Batem à Porta (2023) - Crítica

É curioso que um cineasta como Shyamalan se diga não religioso, mesmo com uma filmografia que costuma, constantemente, debater fé contra ceticismo. O diretor, criado hindu, se diz um crente, mas não exatamente devoto de uma religião específica. Já em seus filmes, há a dicotomia visível entre uma alegoria religiosa sem direcionamento, mas também do cristianismo. Para ser justo, grande parte de seu catálogo ilustra a fé em litígio e questionamento numa concepção bem abstrata, como em A Vila, a trilogia de Vidro ou Fim dos Tempos. Já Sinais, na contramão, não é sutil em seus acenos cristãos. 

Pode-se elogiar Shyamalan pois, mesmo nessa obsessão que marca todas suas fases, ele conseguiu, no geral, ser respeitoso, intrigante, ainda que falho, nas alegorias. Batem à Porta, seu novo filme, segue está visão do realizador, guinando para uma vertente ainda mais específica que Sinais, inclusive citando a Bíblia em uma passagem, e se seu incidente incitante é bastante provocador, finalmente a ingenuidade e paixão de M. Night sabotam seu texto não somente funcionalmente, mas moralmente. 

Mas nem tudo é condenação em Batem à Porta, ao menos não imediatamente. Shyamalan sabe que se reencontrou na carreira com um estilo, se adaptou bem a ele e parece bastante contente com orçamentos mais limitados, conseguindo extrair bastante disso, ainda que com certa irregularidade. O livro de Paul Tremblay acaba sendo um alvo ideal por seu gênero, a discussão instigada e o minimalismo conceitual. 

Mesmo usando de temáticas costumeiras em sua carreira, Shyamalan consegue usar da experiência para brincar com as convenções e expectativas inatas de suas obras. E Batem à Porta é bastante susceptível a provocar severas teorias e "adivinhações" por parte do público, o que por si só acaba gerando uma certa tensão coletiva, aliada à trama, que corrobora a própria situação em tela do que é realidade.

Brincar com um evento tão macro num espaço micro gera uma claustrofobia e curiosidade pérfida devido ao isolamento, e o diretor brinca e esconde com experiência estes elementos. O texto, entretanto, que inicia insólito e indagador, perpassa pelo brutal até nos colocar - e aos personagens - numa situação extrema e "impossível", vai lentamente resvalando no moralismo, até, inocentemente, no que deveria ser uma mensagem de aceitação, se sabotar no próprio preconceito que busca criticar. Sai o debate, a conversa sobre escolhas, crenças e responsabilidade, entra uma espécie de dever, obrigação. Como se existisse somente o certo e o errado, sem dubiedade. 
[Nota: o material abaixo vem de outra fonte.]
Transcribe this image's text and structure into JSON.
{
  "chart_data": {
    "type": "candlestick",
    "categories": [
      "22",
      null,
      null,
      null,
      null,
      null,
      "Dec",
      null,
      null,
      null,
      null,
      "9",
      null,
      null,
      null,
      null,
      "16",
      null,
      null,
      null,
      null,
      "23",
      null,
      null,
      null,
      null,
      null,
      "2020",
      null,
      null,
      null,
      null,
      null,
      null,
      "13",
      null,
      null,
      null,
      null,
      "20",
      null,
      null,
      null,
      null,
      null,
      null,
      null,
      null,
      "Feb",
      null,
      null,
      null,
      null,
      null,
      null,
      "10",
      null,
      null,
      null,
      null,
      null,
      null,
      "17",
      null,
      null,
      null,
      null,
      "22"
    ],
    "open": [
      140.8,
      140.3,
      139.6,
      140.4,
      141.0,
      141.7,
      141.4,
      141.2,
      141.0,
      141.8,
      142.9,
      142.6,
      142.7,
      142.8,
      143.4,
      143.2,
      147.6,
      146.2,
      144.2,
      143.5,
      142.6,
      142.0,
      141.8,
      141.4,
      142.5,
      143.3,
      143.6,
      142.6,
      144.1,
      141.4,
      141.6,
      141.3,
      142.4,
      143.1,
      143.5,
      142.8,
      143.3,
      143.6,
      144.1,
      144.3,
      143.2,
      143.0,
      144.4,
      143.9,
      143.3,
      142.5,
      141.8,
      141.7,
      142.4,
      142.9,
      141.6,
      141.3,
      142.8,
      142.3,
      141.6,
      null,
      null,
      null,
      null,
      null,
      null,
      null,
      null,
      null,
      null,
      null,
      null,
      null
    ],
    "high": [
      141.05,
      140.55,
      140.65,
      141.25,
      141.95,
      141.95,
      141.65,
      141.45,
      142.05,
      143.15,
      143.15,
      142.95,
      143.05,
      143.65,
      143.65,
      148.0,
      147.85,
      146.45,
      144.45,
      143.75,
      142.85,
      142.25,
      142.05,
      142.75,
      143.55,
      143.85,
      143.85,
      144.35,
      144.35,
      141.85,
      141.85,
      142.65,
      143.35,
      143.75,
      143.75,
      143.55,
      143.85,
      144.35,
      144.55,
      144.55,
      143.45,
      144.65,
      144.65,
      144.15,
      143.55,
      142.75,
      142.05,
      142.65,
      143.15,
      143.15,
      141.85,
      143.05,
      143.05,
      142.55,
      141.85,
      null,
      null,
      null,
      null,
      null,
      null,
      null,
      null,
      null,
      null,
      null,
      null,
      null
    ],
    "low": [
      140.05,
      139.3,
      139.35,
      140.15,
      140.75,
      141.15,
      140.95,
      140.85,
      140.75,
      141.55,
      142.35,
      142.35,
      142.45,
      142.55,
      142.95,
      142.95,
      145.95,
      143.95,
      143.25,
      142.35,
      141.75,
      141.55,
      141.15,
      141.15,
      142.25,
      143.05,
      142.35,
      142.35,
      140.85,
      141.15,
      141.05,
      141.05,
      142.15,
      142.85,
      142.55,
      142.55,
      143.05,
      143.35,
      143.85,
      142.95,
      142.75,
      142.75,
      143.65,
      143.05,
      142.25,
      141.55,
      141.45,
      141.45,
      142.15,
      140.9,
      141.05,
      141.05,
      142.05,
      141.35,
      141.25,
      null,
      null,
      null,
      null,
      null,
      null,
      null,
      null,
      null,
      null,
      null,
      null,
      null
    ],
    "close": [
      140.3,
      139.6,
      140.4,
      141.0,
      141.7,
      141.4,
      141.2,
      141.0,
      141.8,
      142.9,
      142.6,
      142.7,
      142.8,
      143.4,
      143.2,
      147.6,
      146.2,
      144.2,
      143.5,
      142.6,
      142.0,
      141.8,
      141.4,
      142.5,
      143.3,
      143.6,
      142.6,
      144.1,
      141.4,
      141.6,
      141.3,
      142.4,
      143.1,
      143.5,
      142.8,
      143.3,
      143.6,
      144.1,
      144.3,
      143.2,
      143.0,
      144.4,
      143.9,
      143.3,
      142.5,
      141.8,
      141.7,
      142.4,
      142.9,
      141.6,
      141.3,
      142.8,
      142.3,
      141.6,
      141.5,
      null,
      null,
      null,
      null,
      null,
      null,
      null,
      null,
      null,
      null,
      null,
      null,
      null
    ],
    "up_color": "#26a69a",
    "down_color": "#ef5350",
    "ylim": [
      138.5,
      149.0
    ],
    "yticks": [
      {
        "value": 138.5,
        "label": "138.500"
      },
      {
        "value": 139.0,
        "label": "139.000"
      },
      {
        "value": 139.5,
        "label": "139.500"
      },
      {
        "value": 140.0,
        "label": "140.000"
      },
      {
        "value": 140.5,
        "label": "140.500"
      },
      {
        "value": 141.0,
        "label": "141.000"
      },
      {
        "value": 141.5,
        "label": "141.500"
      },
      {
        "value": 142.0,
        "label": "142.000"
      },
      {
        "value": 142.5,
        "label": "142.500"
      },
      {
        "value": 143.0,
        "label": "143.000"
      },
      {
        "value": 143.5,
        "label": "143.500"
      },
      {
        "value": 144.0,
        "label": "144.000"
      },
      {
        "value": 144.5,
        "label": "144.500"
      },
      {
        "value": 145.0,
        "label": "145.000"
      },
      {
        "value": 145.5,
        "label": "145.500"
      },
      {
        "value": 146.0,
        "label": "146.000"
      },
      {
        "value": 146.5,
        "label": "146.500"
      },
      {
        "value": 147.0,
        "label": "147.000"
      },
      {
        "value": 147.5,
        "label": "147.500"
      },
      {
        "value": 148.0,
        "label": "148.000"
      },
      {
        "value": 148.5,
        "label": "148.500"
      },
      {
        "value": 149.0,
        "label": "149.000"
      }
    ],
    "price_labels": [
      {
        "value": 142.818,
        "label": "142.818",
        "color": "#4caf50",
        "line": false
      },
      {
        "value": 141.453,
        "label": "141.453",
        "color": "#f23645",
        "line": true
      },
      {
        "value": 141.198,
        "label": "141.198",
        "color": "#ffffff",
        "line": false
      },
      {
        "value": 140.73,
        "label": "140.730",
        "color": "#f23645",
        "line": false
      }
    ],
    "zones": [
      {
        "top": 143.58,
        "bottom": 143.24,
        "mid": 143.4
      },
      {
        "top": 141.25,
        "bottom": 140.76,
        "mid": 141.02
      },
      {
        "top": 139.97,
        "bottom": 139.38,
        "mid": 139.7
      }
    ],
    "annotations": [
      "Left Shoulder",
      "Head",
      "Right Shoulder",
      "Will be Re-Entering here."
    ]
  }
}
É costumeiro se referir a M. Night como um grande diretor e roteirista duvidoso. Seja pelo excesso e inclinação aos plot-twists, seja pela incapacidade de sustentar um bom argumento numa narrativa longa, seus filmes recentes têm sido como uma viagem frustrante a um lugar dos sonhos. Começa bem e desanda até nos colocar em dúvida se há mais momentos bons ou ruins. 


Se aqui o diretor soube conter a megalomania de seus textos e reverter isso na expectativa do público, usando a seu favor, é justamente no discurso de fé que tanto ama, ao demonstrar sua paixão pela vida e humanidade - onde estar vivo já é o milagre, como disse Hessel - que Shyamalan chega mais perto do que imagina de fazer um filme devidamente gospel.